2022.05.11 — pumping speed of H2O
As a first approximation, a vacuum pump can be thought of as a machine which will remove a certain quantity of air in a given quantity of time.
For instance, the big turbo-molecular pump in the UHV chamber pumps 2000 liters of air every second.
We say that the pump has a "pumping speed", denoted by the symbol $S$, of 2000 l/s.
For a typical mechanical pump it is easy to imagine it physically removing air from the chamber.
However, there are other, non-mechanical, types of pumps.
For instance, a sufficiently cold surface also acts to pump away air from a chamber.
A "liquid nitrogen trap" is simply a surface in good thermal contact with liquid nitrogen.
Water molecules striking the surface stick to the surface,
and, once stuck, can not leave because there is simply not enough thermal energy available on the cold (77 degrees Kelvin) surface to allow them to break free back into the gas phase.
Can we assign a pumping speed to a liquid nitrogen trap?
The answer is yes, a liquid nitrogen trap pumps water molecules with a speed of 95 l/s per square inch of cold surface.
To see how this is calculated, imagine all the water molecules in the chamber whose velocity in the direction towards the surface is within some small interval $\delta v$ of $v$.
What is the volume of the region enclosing those molecules that will strike the surface (and thus be pumped away) within a small time increment $\Delta t$?
Well, a molecule travelling with a velocity $v$ will travel a distance $v \Delta t$ in a time $\Delta t$, so any molecule within this distance of the surface will strike it.
So the region in question is a slab of height $v \Delta t$ and cross-sectional area $A$ and thus has a volume $A v \Delta t$.
But only a fraction $f(v)\delta v$ of the molecules are within the range of considered velocities, where $f(v)$ is the probability density of finding a water molecule in the gas phase with a velocity $v$.
The velocities are distributed according to a normal distribution with mean of zero and standard deviation $\sigma_v = \sqrt{\frac{kT}{M}} = 370\,\mathrm{m/s}$ (compare to speed of sound of 343 m/s).
So effectively this subset of molecules contributes a volume $\Delta \delta V(v) = f(v) \delta v A v \Delta t$ to the "pumped volume" in this time interval.

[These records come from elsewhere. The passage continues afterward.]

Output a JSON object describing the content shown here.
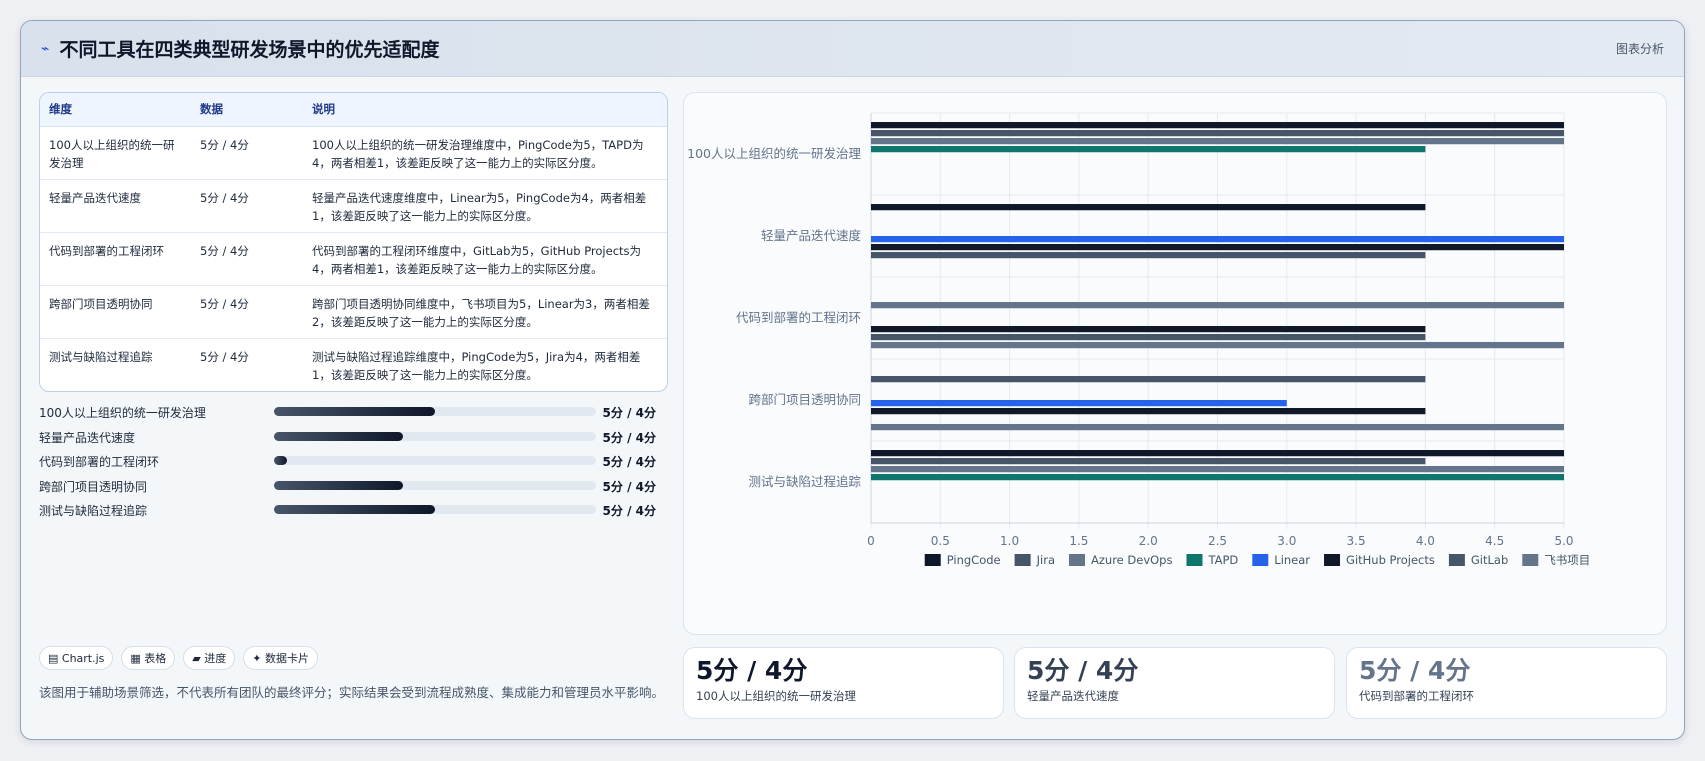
{
  "header": {
    "icon": "pulse-icon",
    "title": "不同工具在四类典型研发场景中的优先适配度",
    "tag": "图表分析"
  },
  "table": {
    "headers": [
      "维度",
      "数据",
      "说明"
    ],
    "rows": [
      [
        "100人以上组织的统一研发治理",
        "5分 / 4分",
        "100人以上组织的统一研发治理维度中，PingCode为5，TAPD为4，两者相差1，该差距反映了这一能力上的实际区分度。"
      ],
      [
        "轻量产品迭代速度",
        "5分 / 4分",
        "轻量产品迭代速度维度中，Linear为5，PingCode为4，两者相差1，该差距反映了这一能力上的实际区分度。"
      ],
      [
        "代码到部署的工程闭环",
        "5分 / 4分",
        "代码到部署的工程闭环维度中，GitLab为5，GitHub Projects为4，两者相差1，该差距反映了这一能力上的实际区分度。"
      ],
      [
        "跨部门项目透明协同",
        "5分 / 4分",
        "跨部门项目透明协同维度中，飞书项目为5，Linear为3，两者相差2，该差距反映了这一能力上的实际区分度。"
      ],
      [
        "测试与缺陷过程追踪",
        "5分 / 4分",
        "测试与缺陷过程追踪维度中，PingCode为5，Jira为4，两者相差1，该差距反映了这一能力上的实际区分度。"
      ]
    ]
  },
  "progress": [
    {
      "label": "100人以上组织的统一研发治理",
      "value": "5分 / 4分",
      "fill": 0.5
    },
    {
      "label": "轻量产品迭代速度",
      "value": "5分 / 4分",
      "fill": 0.4
    },
    {
      "label": "代码到部署的工程闭环",
      "value": "5分 / 4分",
      "fill": 0.04
    },
    {
      "label": "跨部门项目透明协同",
      "value": "5分 / 4分",
      "fill": 0.4
    },
    {
      "label": "测试与缺陷过程追踪",
      "value": "5分 / 4分",
      "fill": 0.5
    }
  ],
  "chips": [
    "▤ Chart.js",
    "▦ 表格",
    "▰ 进度",
    "✦ 数据卡片"
  ],
  "note": "该图用于辅助场景筛选，不代表所有团队的最终评分；实际结果会受到流程成熟度、集成能力和管理员水平影响。",
  "stats": [
    {
      "big": "5分 / 4分",
      "sub": "100人以上组织的统一研发治理",
      "color": "#0f172a"
    },
    {
      "big": "5分 / 4分",
      "sub": "轻量产品迭代速度",
      "color": "#334155"
    },
    {
      "big": "5分 / 4分",
      "sub": "代码到部署的工程闭环",
      "color": "#64748b"
    }
  ],
  "chart_data": {
    "type": "bar",
    "orientation": "horizontal",
    "categories": [
      "100人以上组织的统一研发治理",
      "轻量产品迭代速度",
      "代码到部署的工程闭环",
      "跨部门项目透明协同",
      "测试与缺陷过程追踪"
    ],
    "series": [
      {
        "name": "PingCode",
        "color": "#0f172a",
        "values": [
          5,
          4,
          0,
          0,
          5
        ]
      },
      {
        "name": "Jira",
        "color": "#475569",
        "values": [
          5,
          0,
          0,
          4,
          4
        ]
      },
      {
        "name": "Azure DevOps",
        "color": "#64748b",
        "values": [
          5,
          0,
          5,
          0,
          5
        ]
      },
      {
        "name": "TAPD",
        "color": "#0f766e",
        "values": [
          4,
          0,
          0,
          0,
          5
        ]
      },
      {
        "name": "Linear",
        "color": "#2563eb",
        "values": [
          0,
          5,
          0,
          3,
          0
        ]
      },
      {
        "name": "GitHub Projects",
        "color": "#111827",
        "values": [
          0,
          5,
          4,
          4,
          0
        ]
      },
      {
        "name": "GitLab",
        "color": "#475569",
        "values": [
          0,
          4,
          4,
          0,
          0
        ]
      },
      {
        "name": "飞书项目",
        "color": "#64748b",
        "values": [
          0,
          0,
          5,
          5,
          0
        ]
      }
    ],
    "xlim": [
      0,
      5
    ],
    "xticks": [
      "0",
      "0.5",
      "1.0",
      "1.5",
      "2.0",
      "2.5",
      "3.0",
      "3.5",
      "4.0",
      "4.5",
      "5.0"
    ],
    "grid": true,
    "legend": "bottom"
  }
}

The total effective volume $\Delta V$ pumped by the cold surface over this interval is obtained by summing up $\Delta \delta V(v)$ over all the velocity increments $v=0, \delta v, 2 \delta v, \ldots$:
\begin{equation*}
\begin{split}
\Delta V
& =
\int_0^\infty dv \Delta \delta V(v)
\\
& =
A \Delta t \int_0^\infty v f(v) dv
\\
& =
\frac{A \Delta t}{2} \left( \int_{-\infty}^\infty |v| f(v) dv \right)
\\
& =
\frac{A \Delta t}{2} \left( \sqrt{2}{\pi} \sigma_v \right)
\\
& =
A \Delta t \frac{\sigma_v}{\sqrt{2 \pi}}
\end{split}
\end{equation*}
The integral in parentheses is recognized as the expectation value of a
half-normal distribution with standard deviation $\sigma_v$.
The pumping speed per unit surface area $\frac{d S}{d A} = \frac{d V}{d t} / A$ is therefore simply $\frac{\sigma_v}{\sqrt{2 \pi}} \approx 148 \, \mathrm{m/s}$.
Converting this to liters per second per square inch we arrive at $\frac{d S}{d A} \approx 95 \, \mathrm{l/s/in^2}$, in perfect agreement with
Scientific Instrument Services, presumably the world's expert on pumping speed calculations.